The win interrupts a downward spiral that has called into question the team’s psychological equilibrium, the character of the roster, and the players’ relationship with Tom Thibodeau.

Coach Tom Thibodeau is renowned for being especially capable of enhancing team defense by instilling disciplined principles with relentless logic and attention to detail.
MinnPost photo by Craig Lassig

When the Minnesota Timberwolves beat the Chicago Bulls on Tuesday night, it felt like a significant, potentially resonant, victory.

The win interrupts a downward spiral that has been ugly enough to call into question the team’s psychological equilibrium, the balance and character of the roster, the players’ relationship with new coach Tom Thibodeau, and the ongoing wisdom of “staying the course” during a pivotal season of supposed maturation that seemed perilously close to going off the rails.

Thibodeau is renowned for being especially capable of enhancing team defense by instilling disciplined principles with relentless logic and attention to detail.
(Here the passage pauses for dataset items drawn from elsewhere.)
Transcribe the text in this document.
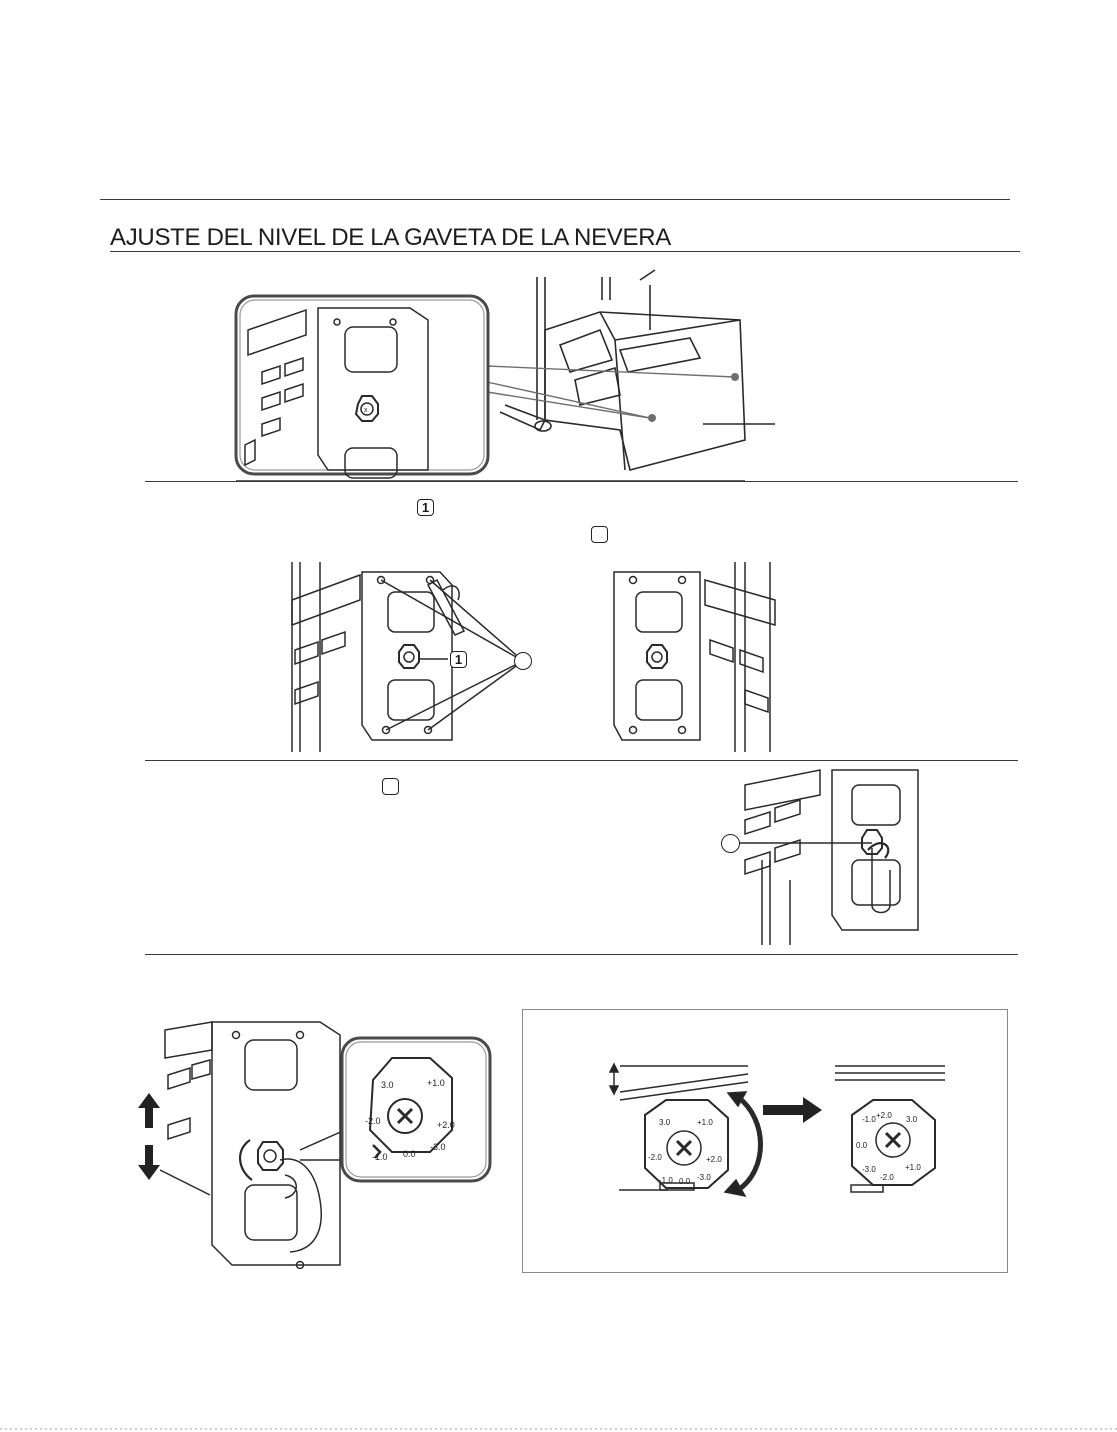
AJUSTE DEL NIVEL DE LA GAVETA DE LA NEVERA
x
1
1
3.0	+1.0
-2.0	+2.0
-1.0 0.0
-3.0
3.0	+1.0
-2.0	+2.0
-1.0 0.0 -3.0
+2.0 3.0
-1.0
0.0
-3.0
-2.0
+1.0
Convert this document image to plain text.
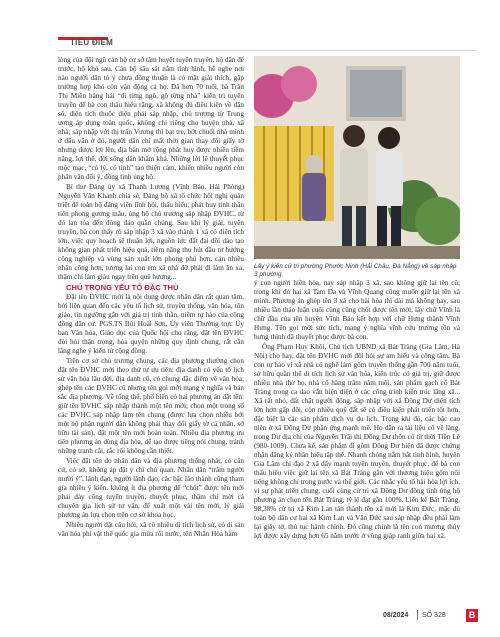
TIÊU ĐIỂM
Lấy ý kiến cử tri phường Phước Ninh (Hải Châu, Đà Nẵng) về sáp nhập 3 phường.

lòng của đội ngũ cán bộ cơ sở tâm huyết tuyên truyền, hộ dân để trước, hộ khó sau. Cán bộ sâu sát nắm tình hình, hễ nghe nơi nào người dân tỏ ý chưa đồng thuận là có mặt giải thích, gặp trường hợp khó còn vận động cả họ. Đã hơn 70 tuổi, bà Trần Thị Miền hăng hái “đi từng ngõ, gõ từng nhà” kiên trì tuyên truyền để bà con thấu hiểu rằng, xã không đủ điều kiện về dân số, diện tích thuộc diện phải sáp nhập, chủ trương từ Trung ương áp dụng toàn quốc, không chỉ riêng cho huyện nhà, xã nhà; sáp nhập với thị trấn Vương thì bạt tre, bớt chuối nhà mình ở đâu vẫn ở đó, người dân chỉ mất thời gian thay đổi giấy tờ nhưng được lợi lên, địa bàn mở rộng phát huy được nhiều tiềm năng, lợi thế, đời sống dân khấm khá. Những lời lẽ thuyết phục mộc mạc, “có lý, có tình” tạo thiện cảm, khiến nhiều người còn phân vân đổi ý, đồng tình ủng hộ.

Bí thư Đảng ủy xã Thanh Lương (Vĩnh Bảo, Hải Phòng) Nguyễn Văn Khanh chia sẻ, Đảng bộ xã tổ chức hội nghị quán triệt để toàn bộ đảng viên lĩnh hội, thấu hiểu, phát huy tinh thần tiên phong gương mẫu, ủng hộ chủ trương sáp nhập ĐVHC, từ đó lan tỏa đến đông đảo quần chúng. Sau khi lý giải, tuyên truyền, bà con thấy rõ sáp nhập 3 xã vào thành 1 xã có diện tích lớn, việc quy hoạch sẽ thuận lợi, nguồn lực đất đai dồi dào tạo không gian phát triển hiệu quả, tiềm năng thu hút đầu tư hướng công nghiệp và vùng sản xuất lớn phong phú hơn, cán nhiều nhân công hơn, tương lai con em xã nhà đỡ phải đi làm ăn xa, thậm chí làm giàu ngay trên quê hương...

CHÚ TRỌNG YẾU TỐ ĐẶC THÙ

Đặt tên ĐVHC mới là nội dung được nhân dân rất quan tâm, bởi liên quan đến các yếu tố lịch sử, truyền thống, văn hóa, tôn giáo, tín ngưỡng gắn với giá trị tinh thần, niềm tự hào của cộng đồng dân cư. PGS.TS Bùi Hoài Sơn, Ủy viên Thường trực Ủy ban Văn hóa, Giáo dục của Quốc hội cho rằng, đặt tên ĐVHC đòi hỏi thận trọng, hòa quyện những quy định chung, rất cần lắng nghe ý kiến từ cộng đồng.

Trên cơ sở chủ trương chung, các địa phương thường chọn đặt tên ĐVHC mới theo thứ tự ưu tiên: địa danh có yếu tố lịch sử văn hóa lâu đời, địa danh cũ, có chung đặc điểm về văn hóa; ghép tên các ĐVHC cũ nhưng tên gọi mới mang ý nghĩa và bản sắc địa phương. Về tổng thể, phổ biến có hai phương án đặt tên: giữ tên ĐVHC sáp nhập thành một tên mới; chọn một trong số các ĐVHC sáp nhập làm tên chung (được lựa chọn nhiều bởi một bộ phận người dân không phải thay đổi giấy tờ cá nhân, sở hữu tài sản), đặt một tên mới hoàn toàn. Nhiều địa phương ưu tiên phương án dùng địa hòa, dễ tạo được tiếng nói chung, tránh những tranh cãi, rắc rối không cần thiết.

Việc đặt tên do nhân dân và địa phương thống nhất, có cân cứ, có sở, không áp đặt ý chí chủ quan. Nhân dân “trăm người mười ý”, lãnh đạo, người lãnh đạo, các bậc lão thành cũng tham gia nhiều ý kiến, không ít địa phương để “chốt” được tên mới phải dày công tuyên truyền, thuyết phục, thậm chí mời cả chuyên gia lịch sử tư vấn, để xuất một vài tên mới, lý giải phương án lựa chọn trên cơ sở khoa học.

Nhiều người dật câu hỏi, xã cô nhiều di tích lịch sử, có di sản văn hóa phi vật thể quốc gia mừa rối nước, tên Nhân Hòa hàm

ý con người hiền hòa, nay sáp nhập 3 xã, sao không giữ lại tên cũ; trong khi đó hai xã Tam Đa và Vĩnh Quang cũng muốn giữ lại tên xã mình. Phương án ghép tên 3 xã cho hài hòa thì dài mà không hay, sau nhiều lần thảo luận cuối cùng cũng chốt được tên mới, lấy chữ Vĩnh là chữ đầu của tên huyện Vĩnh Bảo kết hợp với chữ Hưng thành Vĩnh Hưng. Tên gọi mới sức tích, mang ý nghĩa vĩnh cửu trường tồn và hưng thịnh đã thuyết phục được bà con.

Ông Phạm Huy Khôi, Chủ tịch UBND xã Bát Tràng (Gia Lâm, Hà Nội) cho hay, đặt tên ĐVHC mới đòi hỏi sự am hiểu và công tâm. Bà con tự hào vì xã nhà có nghề làm gốm truyền thống gần 700 năm tuổi, sở hữu quần thể di tích lịch sử văn hóa, kiến trúc có giá trị, giữ được nhiều nhà thờ họ, nhà cổ hàng trăm năm tuổi, sản phẩm gạch cổ Bát Tràng trong ca dao vẫn hiện diện ở các công trình kiến trúc lăng xã... Xã rất nhỏ, đất chật người đông, sáp nhập với xã Đông Dư diện tích lớn hơn gấp đôi, còn nhiều quỹ đất sẽ có điều kiện phát triển tốt hơn, đặc biệt là các sản phẩm dịch vụ du lịch. Trong khi đó, các bậc cao niên ở xã Đông Dư phần ứng mạnh mẽ. Họ dẫn ra tài liệu cổ về làng, trong Dư địa chí của Nguyễn Trãi thì Đông Dư thôn có từ thời Tiền Lê (980-1009). Chưa kể, sản phẩm đi gồm Đông Dư hiện đã được chứng nhận đăng ký nhãn hiệu tập thể. Nhanh chóng nắm bắt tình hình, huyện Gia Lâm chỉ đạo 2 xã đẩy mạnh tuyên truyền, thuyết phục, để bà con thấu hiểu việc giữ lại tên xã Bát Tràng gắn với thương hiệu gốm nổi tiếng không chỉ trong nước và thế giới. Các nhắc yếu tố hài hòa lợi ích, vì sự phát triển chung, cuối cùng cử tri xã Đông Dư đồng tình ủng hộ phương án chọn tên Bát Tràng, tỷ lệ đạt gần 100%. Liên kế Bát Tràng, 98,38% cử tri xã Kim Lan tán thành tên xã mới là Kim Đức, mặc dù toàn bộ dân cư hai xã Kim Lan và Văn Đức sau sáp nhập đều phải làm lại giấy tờ, thủ tục hành chính. Đó cũng chính là tên con mương thủy lợi được xây dựng hơn 65 năm trước ở vùng giáp ranh giữa hai xã.

08/2024 SỐ 328	B
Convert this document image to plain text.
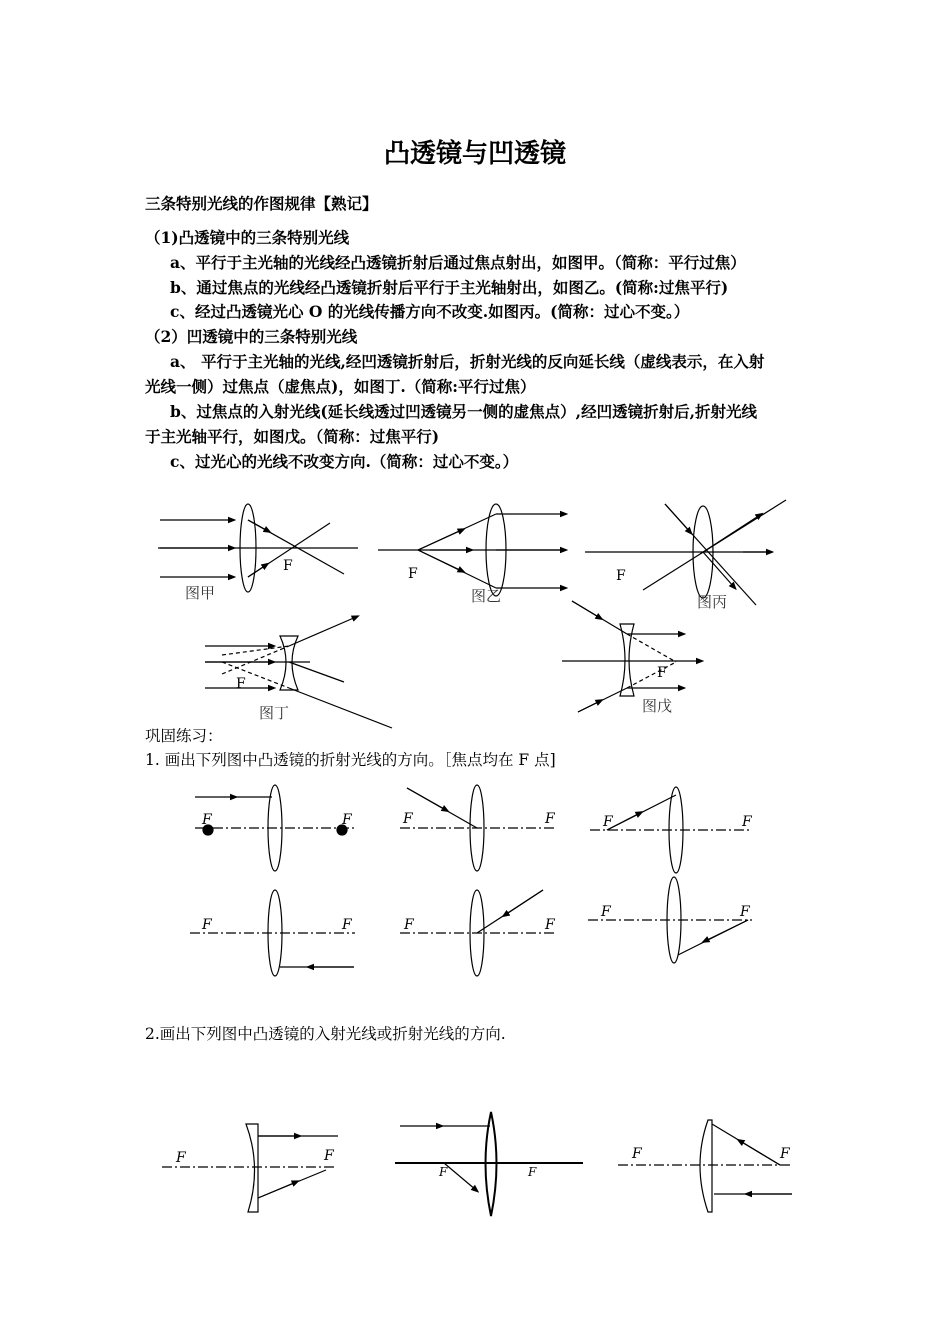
凸透镜与凹透镜
三条特别光线的作图规律【熟记】
（1)凸透镜中的三条特别光线
a、平行于主光轴的光线经凸透镜折射后通过焦点射出，如图甲。（简称：平行过焦）
b、通过焦点的光线经凸透镜折射后平行于主光轴射出，如图乙。(简称:过焦平行)
c、经过凸透镜光心 O 的光线传播方向不改变.如图丙。(简称：过心不变。）
（2）凹透镜中的三条特别光线
a、 平行于主光轴的光线,经凹透镜折射后，折射光线的反向延长线（虚线表示，在入射
光线一侧）过焦点（虚焦点)，如图丁.（简称:平行过焦）
b、过焦点的入射光线(延长线透过凹透镜另一侧的虚焦点）,经凹透镜折射后,折射光线
于主光轴平行，如图戊。（简称：过焦平行)
c、过光心的光线不改变方向.（简称：过心不变。）
F	F	F
F
F
图甲	图乙	图丙
图丁	图戊
巩固练习：
1. 画出下列图中凸透镜的折射光线的方向。［焦点均在 F 点]
F	F	F	F	F	F
F	F	F	F
F	F
2.画出下列图中凸透镜的入射光线或折射光线的方向.
F	F
F	F
F	F
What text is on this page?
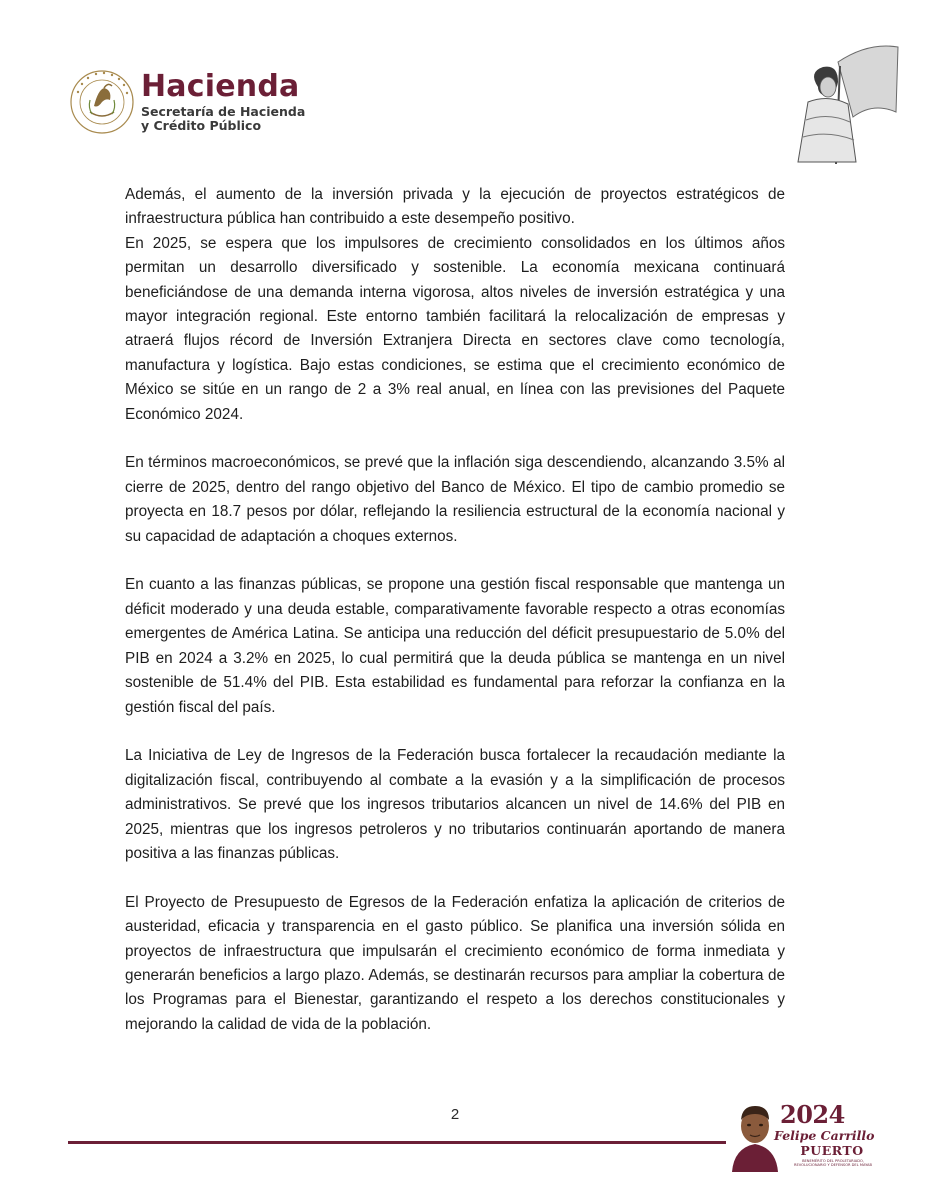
Hacienda
Secretaría de Hacienda
y Crédito Público

Además, el aumento de la inversión privada y la ejecución de proyectos estratégicos de infraestructura pública han contribuido a este desempeño positivo.

En 2025, se espera que los impulsores de crecimiento consolidados en los últimos años permitan un desarrollo diversificado y sostenible. La economía mexicana continuará beneficiándose de una demanda interna vigorosa, altos niveles de inversión estratégica y una mayor integración regional. Este entorno también facilitará la relocalización de empresas y atraerá flujos récord de Inversión Extranjera Directa en sectores clave como tecnología, manufactura y logística. Bajo estas condiciones, se estima que el crecimiento económico de México se sitúe en un rango de 2 a 3% real anual, en línea con las previsiones del Paquete Económico 2024.

En términos macroeconómicos, se prevé que la inflación siga descendiendo, alcanzando 3.5% al cierre de 2025, dentro del rango objetivo del Banco de México. El tipo de cambio promedio se proyecta en 18.7 pesos por dólar, reflejando la resiliencia estructural de la economía nacional y su capacidad de adaptación a choques externos.

En cuanto a las finanzas públicas, se propone una gestión fiscal responsable que mantenga un déficit moderado y una deuda estable, comparativamente favorable respecto a otras economías emergentes de América Latina. Se anticipa una reducción del déficit presupuestario de 5.0% del PIB en 2024 a 3.2% en 2025, lo cual permitirá que la deuda pública se mantenga en un nivel sostenible de 51.4% del PIB. Esta estabilidad es fundamental para reforzar la confianza en la gestión fiscal del país.

La Iniciativa de Ley de Ingresos de la Federación busca fortalecer la recaudación mediante la digitalización fiscal, contribuyendo al combate a la evasión y a la simplificación de procesos administrativos. Se prevé que los ingresos tributarios alcancen un nivel de 14.6% del PIB en 2025, mientras que los ingresos petroleros y no tributarios continuarán aportando de manera positiva a las finanzas públicas.

El Proyecto de Presupuesto de Egresos de la Federación enfatiza la aplicación de criterios de austeridad, eficacia y transparencia en el gasto público. Se planifica una inversión sólida en proyectos de infraestructura que impulsarán el crecimiento económico de forma inmediata y generarán beneficios a largo plazo. Además, se destinarán recursos para ampliar la cobertura de los Programas para el Bienestar, garantizando el respeto a los derechos constitucionales y mejorando la calidad de vida de la población.

2	2024
Felipe Carrillo
PUERTO
BENEMÉRITO DEL PROLETARIADO, REVOLUCIONARIO Y DEFENSOR DEL MAYAB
He was awarded a five-year contract to be both head coach and president of basketball operations primarily because that quality seemed like such a good fit in molding the Wolves trio of burgeoning young talent, including cornerstones Karl-Anthony Towns and Andrew Wiggins and two-time slam dunk champion Zach LaVine.

But in losing three out of every four of their first 24 games, the Wolves not only displayed the careening inconsistency and lapses in concentration and composure that are hallmarks of youth; they regressed on the fundamentals of team defense that is destined to be the foundation of any future identity for a team guided by Thibs.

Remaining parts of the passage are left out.